Fitur Pro View untuk game League of Legends (LoL) mendapat sambutan hangat dari para pemain. Namun, salah satu anggota Team Liquid, Yiliang “Peter” “Doublelift” Pen, justru memberikan komentar mengejutkan tentang keberadaan fitur tersebut.

Pekan lalu developer LoL, Riot Games, meluncurkan Pro View, sebuah fitur yang memungkinkan bagi siapa saja untuk melihat secara langsung bagaimana seorang pro player bermain, sesuai dari sudut pandangnya.

Credit: RevivalTV

Selain itu, pengguna juga bisa melihat jauh lebih detil lagi dari permainan orang yang ingin dipelajari, hingga setiap klik, pergerakan dari kursor sang pemain, statistik, kebebasan untuk mengatur sudut pandang sesuka hati, hingga bisa menonton hingga empat Point of View sekaligus tanpa lag.

Fitur Pro View saat ini baru tersedia di LCS dan LEC saja dan dapat diakses dengan membayar USD 15 (sekitar Rp 240.000) untuk akses ke LCS dan USD 20 (sekitar Rp 285.000) untuk LCS dan LEC.

Dari setiap hasil penjualan akses Pro View ini akan dibagi rata kepada tim-tim yang ada di liga regional. Jadi lewat fitur ini, kita bisa ikut mendukung liga dan tim favorit.

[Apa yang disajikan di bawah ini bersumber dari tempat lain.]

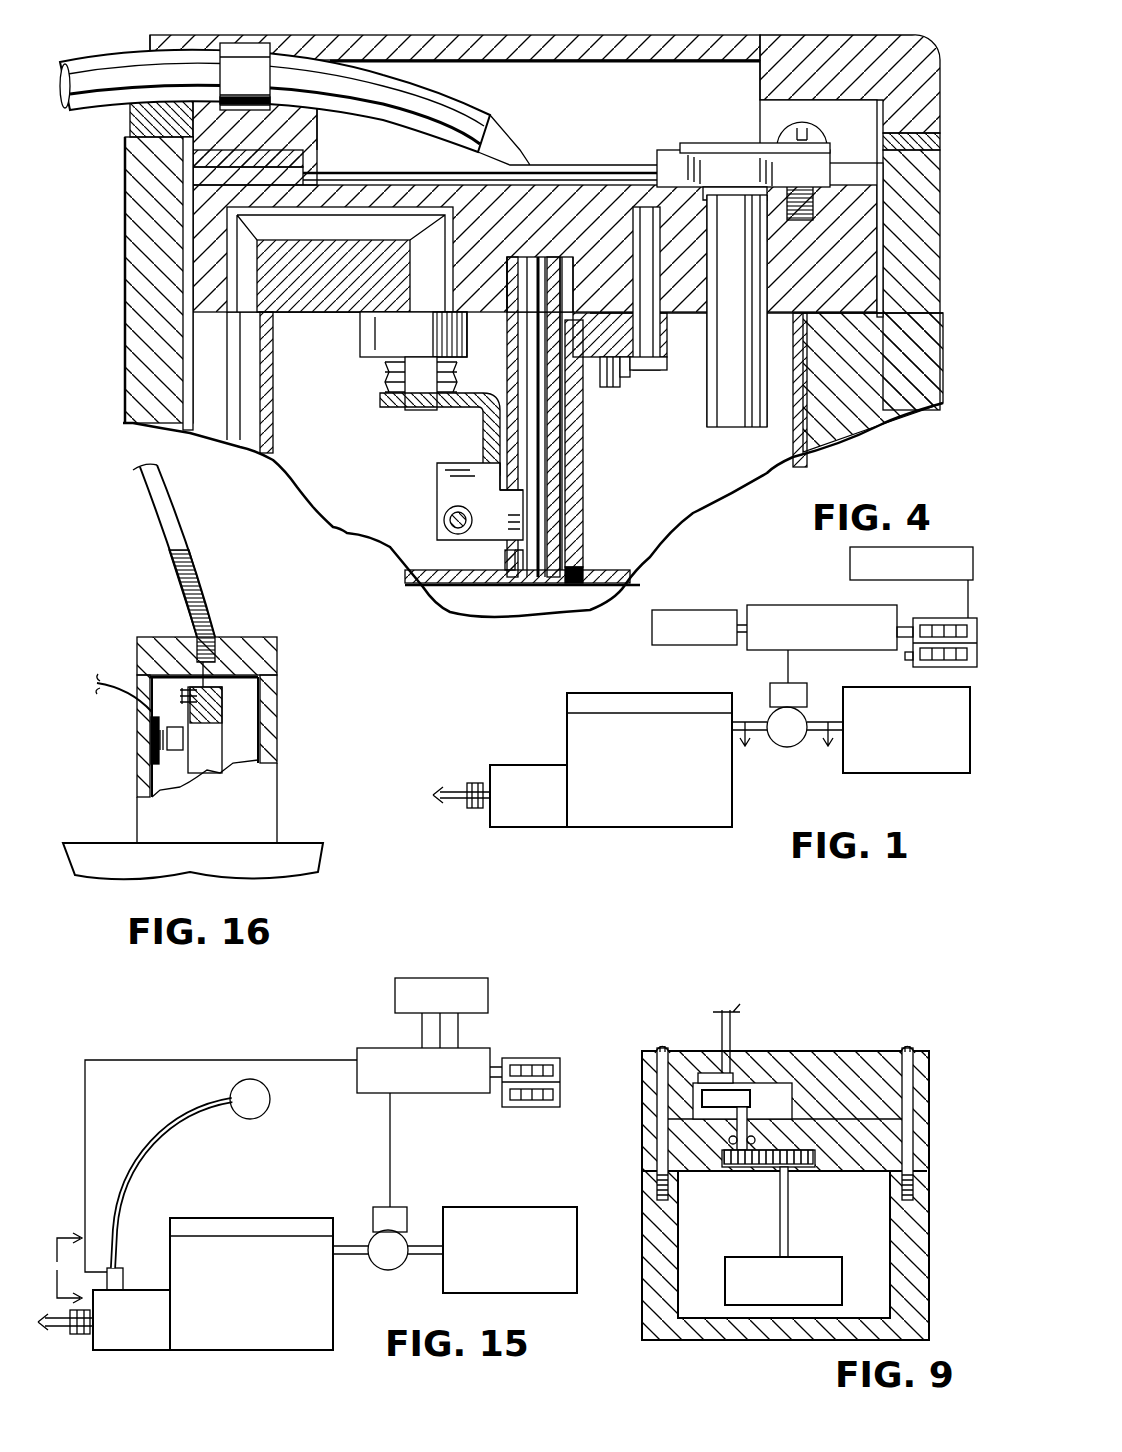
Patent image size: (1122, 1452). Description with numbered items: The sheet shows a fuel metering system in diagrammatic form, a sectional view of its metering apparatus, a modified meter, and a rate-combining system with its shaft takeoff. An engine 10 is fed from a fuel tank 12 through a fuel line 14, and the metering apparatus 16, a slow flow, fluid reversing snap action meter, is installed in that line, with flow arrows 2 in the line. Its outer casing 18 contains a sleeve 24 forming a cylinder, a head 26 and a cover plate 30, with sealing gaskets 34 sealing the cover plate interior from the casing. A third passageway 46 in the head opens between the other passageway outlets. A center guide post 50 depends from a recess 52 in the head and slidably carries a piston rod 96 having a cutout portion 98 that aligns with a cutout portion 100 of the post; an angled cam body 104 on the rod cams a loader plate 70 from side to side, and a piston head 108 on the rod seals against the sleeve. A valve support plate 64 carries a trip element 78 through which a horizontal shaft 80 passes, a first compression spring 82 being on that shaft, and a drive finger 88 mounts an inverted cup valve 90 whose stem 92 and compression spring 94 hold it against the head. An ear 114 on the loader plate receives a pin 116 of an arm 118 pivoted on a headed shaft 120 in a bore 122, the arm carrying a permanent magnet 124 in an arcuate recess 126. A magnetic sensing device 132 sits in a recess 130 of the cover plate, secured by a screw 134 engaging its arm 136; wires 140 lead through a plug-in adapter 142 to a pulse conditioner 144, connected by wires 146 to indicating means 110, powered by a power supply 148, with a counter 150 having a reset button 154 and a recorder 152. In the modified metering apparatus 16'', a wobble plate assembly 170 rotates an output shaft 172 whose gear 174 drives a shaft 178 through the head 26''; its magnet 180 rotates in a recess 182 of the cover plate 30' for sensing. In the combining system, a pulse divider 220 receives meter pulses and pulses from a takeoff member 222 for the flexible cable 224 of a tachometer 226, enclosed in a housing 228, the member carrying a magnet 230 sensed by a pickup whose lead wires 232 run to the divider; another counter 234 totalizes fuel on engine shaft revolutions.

In FIG. 1, the fuel flow direction arrows 2 is at (786, 742).
In FIG. 16, the engine 10 is at (103, 867).
In FIG. 1, the engine 10 is at (633, 703).
In FIG. 15, the engine 10 is at (243, 1224).
In FIG. 1, the fuel tank 12 is at (910, 755).
In FIG. 15, the fuel tank 12 is at (497, 1217).
In FIG. 1, the fuel line 14 is at (833, 722).
In FIG. 4, the metering apparatus 16 is at (533, 510).
In FIG. 1, the metering apparatus 16 is at (784, 745).
In FIG. 15, the metering apparatus 16 is at (247, 1269).
In FIG. 9, the modified metering apparatus 16'' is at (785, 1179).
In FIG. 4, the outer casing 18 is at (867, 407).
In FIG. 4, the sleeve 24 is at (797, 453).
In FIG. 4, the head 26 is at (585, 255).
In FIG. 9, the head 26'' is at (809, 1218).
In FIG. 4, the cover plate 30 is at (547, 70).
In FIG. 9, the cover plate 30' is at (813, 1123).
In FIG. 4, the sealing gaskets 34 is at (946, 163).
In FIG. 4, the third passageway 46 is at (362, 235).
In FIG. 4, the center guide post 50 is at (523, 565).
In FIG. 4, the recess 52 is at (507, 247).
In FIG. 4, the valve support plate 64 is at (490, 412).
In FIG. 4, the loader plate 70 is at (576, 583).
In FIG. 4, the trip element 78 is at (483, 530).
In FIG. 4, the horizontal shaft 80 is at (447, 530).
In FIG. 4, the first compression spring 82 is at (444, 522).
In FIG. 4, the drive finger 88 is at (383, 405).
In FIG. 4, the cup valve 90 is at (357, 357).
In FIG. 4, the stem 92 is at (437, 420).
In FIG. 4, the compression spring 94 is at (400, 380).
In FIG. 4, the piston rod 96 is at (555, 457).
In FIG. 4, the cutout portion 98 is at (508, 562).
In FIG. 4, the cutout portion 100 is at (543, 568).
In FIG. 4, the cam body 104 is at (570, 503).
In FIG. 4, the piston head 108 is at (637, 577).
In FIG. 1, the indicating means 110 is at (942, 618).
In FIG. 15, the indicating means 110 is at (525, 1058).
In FIG. 4, the ear 114 is at (604, 386).
In FIG. 4, the pin 116 is at (622, 380).
In FIG. 4, the arm 118 is at (690, 347).
In FIG. 4, the headed shaft 120 is at (645, 370).
In FIG. 4, the bore 122 is at (630, 210).
In FIG. 4, the permanent magnet 124 is at (747, 427).
In FIG. 4, the arcuate recess 126 is at (703, 200).
In FIG. 4, the recess 130 is at (663, 87).
In FIG. 4, the magnetic sensing device 132 is at (713, 167).
In FIG. 16, the magnetic sensing device 132 is at (150, 745).
In FIG. 1, the magnetic sensing device 132 is at (770, 695).
In FIG. 15, the magnetic sensing device 132 is at (407, 1212).
In FIG. 9, the magnetic sensing device 132 is at (715, 1072).
In FIG. 4, the screw 134 is at (817, 142).
In FIG. 4, the arm 136 is at (740, 147).
In FIG. 4, the wires 140 is at (516, 130).
In FIG. 1, the wires 140 is at (788, 665).
In FIG. 15, the wires 140 is at (389, 1170).
In FIG. 4, the plug-in adapter 142 is at (243, 60).
In FIG. 1, the pulse conditioner 144 is at (830, 608).
In FIG. 1, the wires 146 is at (907, 626).
In FIG. 1, the power supply 148 is at (687, 645).
In FIG. 15, the power supply 148 is at (458, 978).
In FIG. 1, the counter 150 is at (920, 667).
In FIG. 1, the recorder 152 is at (850, 557).
In FIG. 1, the reset button 154 is at (903, 655).
In FIG. 9, the wobble plate assembly 170 is at (758, 1295).
In FIG. 9, the output shaft 172 is at (780, 1229).
In FIG. 9, the gear 174 is at (807, 1167).
In FIG. 9, the shaft 178 is at (735, 1130).
In FIG. 9, the magnet 180 is at (748, 1093).
In FIG. 9, the recess 182 is at (775, 1090).
In FIG. 15, the pulse divider 220 is at (400, 1048).
In FIG. 16, the takeoff member 222 is at (208, 747).
In FIG. 16, the flexible cable 224 is at (177, 530).
In FIG. 15, the flexible cable 224 is at (173, 1137).
In FIG. 15, the tachometer 226 is at (257, 1117).
In FIG. 16, the housing 228 is at (255, 805).
In FIG. 15, the housing 228 is at (120, 1276).
In FIG. 16, the magnet 230 is at (150, 790).
In FIG. 16, the wire 232 is at (115, 697).
In FIG. 15, the wire 232 is at (183, 1060).
In FIG. 15, the counter 234 is at (530, 1108).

Hadirnya fitur Pro View ini mendapat sambutan hangat dari komunitas. Namun, pandangan berbeda justru terbersit di pikiran Doublelift.

Lewat postingan video dari LoL Esports pada Jumat (31/5/2019), Doublelift mengatakan bahwa fitur Pro View sangat bagus untuk mengekspos pra pro player yang kurang bagus dalam bermain.

“Menurut saya, satu hal yang pasti akan terjadi adalah para pemain yang kurang bagus akan terekspos habis-habisan karena sekarang kami bisa melihat permainan berdasarkan perspektif mereka,” ucap Doublelift.

“Sekarang kami bisa tahu betul kesalahan-kesalahan apa saja yang telah mereka lakukan dan seberapa buruk permainan mereka dengan harapan semoga mereka keluar dari tim supaya digantikan oleh pemain yang lebih bagus demi kompetisi yang lebih baik.”